In that sense Isaiah is telling us what it means to be a child of God in our bodies, in the activity of our lives. Our second reading, from St. Paul’s letter to the church in Galatia, teaches us another aspect of what it means to be a child of God. It is through the heart, the working of the Spirit deep within that implants in us a longing, a desire, a crying out for our “Abba!” which means “Daddy!” It is that longing for God which comes not from a cognitive place, but from the mysterious caverns of our souls where our instincts and emotions reside. The place which houses those things we feel most strongly and where God’s Spirit works within us to make us long for a connection. When I hear my sons crying out for me, and not just whining, but crying out “Daddy!” it comes from a place of pure emotion, straight from the heart and it’s a wild, untamed part of us. They may be overreacting, or unnecessarily afraid but for them it is an authentic explosion of need and longing that cannot be stifled. It is that Spirit, welling up from within us, that drives us to our knees, or calls to us through the dark, or causes us to pray with sighs too deep for words. That, according to St. Paul, is what makes us children of God. To be a child of God is to be in touch with those deep places in our souls—our wants, our hopes, our dreams, our fears, our passions—and to spend time dwelling in them, bringing them in to the light because in those deep places, we often find God speaking most clearly and we know most purely how it feels to be God’s child.

This Spirit that dwells in our hearts is in many ways similar to the Word which John’s Gospel introduces as our co-eternal creator with God. God’s Word, God’s very life is planted in us, his beloved creations. And that divine life is “the light of all people.” But there’s more to being a “child of God” for John than just that divine spark within all of us. For John, to be a child of God we need to receive and believe: “He was in the world, and the world came into being through him; yet the world did not know him. He came to what was his own, and his own people did not accept him. But to all who received him, who believed in his name, he gave power to become children of God.” Isaiah tells us what it means to be a child of God in our body, Paul in our heart, and John, in our mind. For it is through this choice, this very conscious choice to receive the Word of God made flesh in Jesus Christ and to believe in him, that we become children of God. To be a child of God in this instance means it is our responsibility to engage in the questions of faith; to listen, to learn, to consider and contemplate, and then ultimately, hopefully, to receive and to believe. For it is in cultivating our minds, our reason, our Logos, that we realize being a child of God is to exercise the most incredible creation God has implanted in us—our minds—and use them to find the answers to the most puzzling and persistent questions of our lives.

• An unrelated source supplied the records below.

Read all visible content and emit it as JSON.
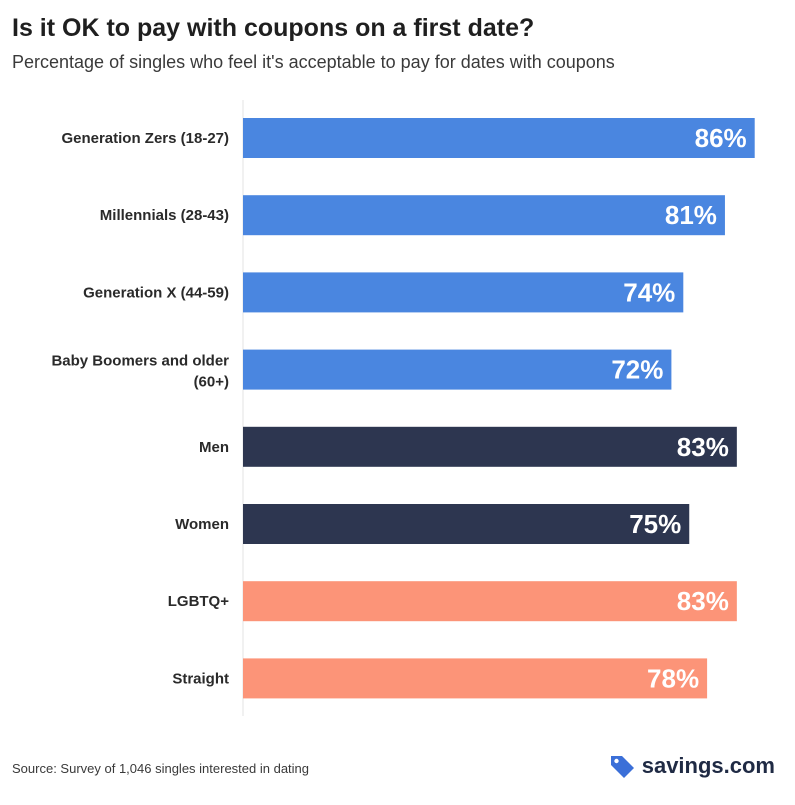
{
  "title": "Is it OK to pay with coupons on a first date?",
  "subtitle": "Percentage of singles who feel it's acceptable to pay for dates with coupons",
  "source": "Source: Survey of 1,046 singles interested in dating",
  "brand": {
    "name": "savings.com",
    "icon": "tag-icon",
    "color": "#3b6fd8"
  },
  "colors": {
    "generation": "#4a86e0",
    "gender": "#2d3650",
    "orientation": "#fc9478"
  },
  "chart_data": {
    "type": "bar",
    "orientation": "horizontal",
    "categories": [
      "Generation Zers (18-27)",
      "Millennials (28-43)",
      "Generation X (44-59)",
      "Baby Boomers and older (60+)",
      "Men",
      "Women",
      "LGBTQ+",
      "Straight"
    ],
    "values": [
      86,
      81,
      74,
      72,
      83,
      75,
      83,
      78
    ],
    "labels": [
      "86%",
      "81%",
      "74%",
      "72%",
      "83%",
      "75%",
      "83%",
      "78%"
    ],
    "groups": [
      "generation",
      "generation",
      "generation",
      "generation",
      "gender",
      "gender",
      "orientation",
      "orientation"
    ],
    "xlim": [
      0,
      100
    ],
    "unit": "%",
    "grid": false
  }
}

We stand here at the precipice of a new year, a future full of possibility, unrealized and unknown; a time of resolutions and changes. This year commit yourself to being a child of God not just a creation of God. Live adorned with righteousness and praise so that when people encounter you they are blinded by the radiance of God’s glory and goodness shining through you. Spend time in prayer so as to let loose those deep yearnings from within your soul, for it is in those stirrings of your heart that God speaks most directly and most clearly. And then learn, listen, contemplate and consider, wrestle and receive and believe all that wisdom that has been given unto you through Jesus Christ. For if you do those things you will know what it truly means—in mind, body and soul—to be a child of God. That’s the kind of resolution that could make this quite a happy new year indeed.